财政压力、税收分成与公共支出结构偏向
2023-06-27储德银张鹭月
储德银 张鹭月
内容提要:构建激励相容的新型央地财政关系,有利于强化地方政府以高质量发展为目标导向的行为逻辑。文章构建了动态面板回归模型,对286个地级市2007—2019年数据进行实证分析,以了解财政压力和税收分成对地级市政府公共支出结构的影响。研究发现,财政压力增加导致地级市政府降低民生性支出占比;总税收分成与公共支出结构偏向之间关系虽为正但不显著。通过面板门槛回归模型,以总税收分成为门槛变量发现,财政压力对公共支出结构偏向不仅存在显著非线性负效应,且伴随分成比例增加呈先降后升“U”型变化特征。通过分地区和分税种进一步考察,发现财政压力对公共支出结构偏向的非线性效应具有显著异质性。
关键词:财政压力;税收分成;公共支出结构;地方财政
中图分类号:F812.2 文献标识码:A 文章编号:2095-1280(2023)02-0001-13
一、引言
党的二十大报告指出,“高质量发展是全面建设社会主义现代化国家的首要任务。”当前我国经济面临需求收缩、供给冲击和预期转弱三重压力。而且,当前我国社会主要矛盾已转化为人民日益增长的美好生活需要与不平衡不充分的发展之间的矛盾。构建激励相容的新型央地财政关系,不仅有助于强化地方政府坚持以经济高质量发展为目标的行为逻辑,还可以通过提升地方治理效能更好满足人民需求。然而,分税制改革虽在一定程度上理顺了中央与地方政府的收入划分关系,但也通过“财权上收、事权下解”在央地政府间形成了收支非对称的治理格局,加剧了地方政府尤其是省以下政府的财政压力。随着深化体制改革的推进以及经济社会环境的复杂多变,较大财政压力下地方政府收支行为的异化及其经济社会负面影响不断累积。尤其在“政治晋升锦标赛”和“经济锦标赛”双重激励机制作用下,地方政府公共支出结构具有明显的生产性支出偏向。换言之,地方政府的教育、医疗和住房等民生性支出被生产性支出过度挤占,导致民生性公共服务供给不足(刘俸奇等,2021)。立足中国式分税财政体制,科学的税收分成制度通过灵活调整纵向政府间税收收入的分配,不仅能化解财政压力对地方政府产生的激励扭曲,还能优化地方政府公共支出结构并促进经济高质量发展。故此,本文试图从理论和实证两方面,诠释财政压力、税收分成与公共支出结构偏向之间的作用机制,为缓解地方政府财政压力、优化公共支出结构提供决策参考。
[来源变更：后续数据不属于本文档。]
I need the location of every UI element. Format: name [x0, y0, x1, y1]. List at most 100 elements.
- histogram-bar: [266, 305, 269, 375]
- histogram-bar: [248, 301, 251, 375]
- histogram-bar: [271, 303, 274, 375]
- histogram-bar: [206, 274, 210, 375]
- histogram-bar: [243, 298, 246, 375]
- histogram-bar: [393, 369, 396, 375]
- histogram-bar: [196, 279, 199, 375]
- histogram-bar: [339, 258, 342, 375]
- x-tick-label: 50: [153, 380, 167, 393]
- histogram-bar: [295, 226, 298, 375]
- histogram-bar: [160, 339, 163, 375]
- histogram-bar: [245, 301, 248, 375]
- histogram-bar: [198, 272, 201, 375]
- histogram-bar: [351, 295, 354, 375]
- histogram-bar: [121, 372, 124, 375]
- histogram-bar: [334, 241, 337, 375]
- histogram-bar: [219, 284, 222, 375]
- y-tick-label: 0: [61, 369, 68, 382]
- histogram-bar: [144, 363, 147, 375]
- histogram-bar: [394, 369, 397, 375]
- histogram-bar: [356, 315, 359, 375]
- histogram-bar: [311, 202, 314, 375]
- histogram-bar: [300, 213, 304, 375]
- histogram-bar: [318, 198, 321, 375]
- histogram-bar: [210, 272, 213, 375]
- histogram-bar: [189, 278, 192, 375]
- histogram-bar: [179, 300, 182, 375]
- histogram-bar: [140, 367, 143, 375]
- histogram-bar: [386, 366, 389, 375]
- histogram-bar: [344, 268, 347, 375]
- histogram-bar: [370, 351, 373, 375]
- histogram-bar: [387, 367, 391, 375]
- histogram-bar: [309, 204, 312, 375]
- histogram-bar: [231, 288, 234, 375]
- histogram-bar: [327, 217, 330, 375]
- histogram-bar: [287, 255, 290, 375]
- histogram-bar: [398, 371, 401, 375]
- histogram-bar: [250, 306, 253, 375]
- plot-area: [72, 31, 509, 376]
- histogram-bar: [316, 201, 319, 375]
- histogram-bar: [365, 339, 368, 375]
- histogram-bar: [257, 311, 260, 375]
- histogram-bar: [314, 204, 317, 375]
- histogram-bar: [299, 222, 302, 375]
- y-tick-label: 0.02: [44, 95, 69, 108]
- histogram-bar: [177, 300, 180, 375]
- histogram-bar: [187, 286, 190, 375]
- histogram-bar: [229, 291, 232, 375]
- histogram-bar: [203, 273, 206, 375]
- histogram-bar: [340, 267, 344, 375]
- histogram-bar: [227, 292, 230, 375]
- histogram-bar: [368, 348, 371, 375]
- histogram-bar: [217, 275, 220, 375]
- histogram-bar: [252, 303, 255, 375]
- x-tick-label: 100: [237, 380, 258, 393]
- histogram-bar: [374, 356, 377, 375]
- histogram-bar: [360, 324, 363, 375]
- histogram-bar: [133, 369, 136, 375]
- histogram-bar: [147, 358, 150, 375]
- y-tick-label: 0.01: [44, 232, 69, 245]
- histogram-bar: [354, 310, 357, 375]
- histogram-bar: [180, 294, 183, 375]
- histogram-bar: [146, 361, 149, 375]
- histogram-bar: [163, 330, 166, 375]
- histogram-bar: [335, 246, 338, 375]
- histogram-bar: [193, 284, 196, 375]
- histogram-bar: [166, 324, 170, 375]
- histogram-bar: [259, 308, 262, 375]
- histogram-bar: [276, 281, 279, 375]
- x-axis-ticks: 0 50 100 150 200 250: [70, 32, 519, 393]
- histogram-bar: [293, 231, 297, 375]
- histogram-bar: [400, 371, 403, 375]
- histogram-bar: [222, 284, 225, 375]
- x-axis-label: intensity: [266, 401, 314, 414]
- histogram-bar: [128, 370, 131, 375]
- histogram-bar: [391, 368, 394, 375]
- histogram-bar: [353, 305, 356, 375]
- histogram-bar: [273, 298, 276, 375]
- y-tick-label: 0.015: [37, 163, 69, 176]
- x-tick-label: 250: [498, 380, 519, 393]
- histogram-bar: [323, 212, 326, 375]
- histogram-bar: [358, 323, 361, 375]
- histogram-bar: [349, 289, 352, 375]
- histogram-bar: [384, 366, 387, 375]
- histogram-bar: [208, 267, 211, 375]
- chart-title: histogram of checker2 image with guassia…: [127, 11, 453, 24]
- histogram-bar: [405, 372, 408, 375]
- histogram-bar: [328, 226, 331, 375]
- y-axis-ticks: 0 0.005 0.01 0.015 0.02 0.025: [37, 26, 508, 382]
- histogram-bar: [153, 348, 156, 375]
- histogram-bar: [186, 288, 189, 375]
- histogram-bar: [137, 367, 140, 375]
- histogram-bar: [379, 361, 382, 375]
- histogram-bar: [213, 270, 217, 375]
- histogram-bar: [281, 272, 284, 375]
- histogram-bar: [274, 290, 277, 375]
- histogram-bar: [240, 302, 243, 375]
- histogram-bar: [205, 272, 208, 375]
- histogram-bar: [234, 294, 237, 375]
央地政府间财政收支失衡是分权体制国家的普遍现象,由此伴生的地方财政压力问题也成为国内外学者研究的焦点。鉴于公共支出结构是观察政府职能履行的有效窗口,已有文献围绕财政压力与公共支出结构间的关系展开了探索。多数学者认为,财政压力是影响地方公共支出结构的关键因素(Castro,2017),财政分权改革虽然赋予了地方政府较大财政自主权,但加重了地方财政压力并导致政府支出结构扭曲(Keen et al.,1997)。比如,较大财政压力会迫使地方政府增加生产性支出,相对忽视公共服务供给(Que et al.,2019)。与此相反,Innes et al.(2015)以发达国家为观察样本发现,2008年金融危机后中央政府削减补贴导致地方财政压力增大,地方政府为保障民生性支出,倾向选择降低基础设施建设等生产性支出。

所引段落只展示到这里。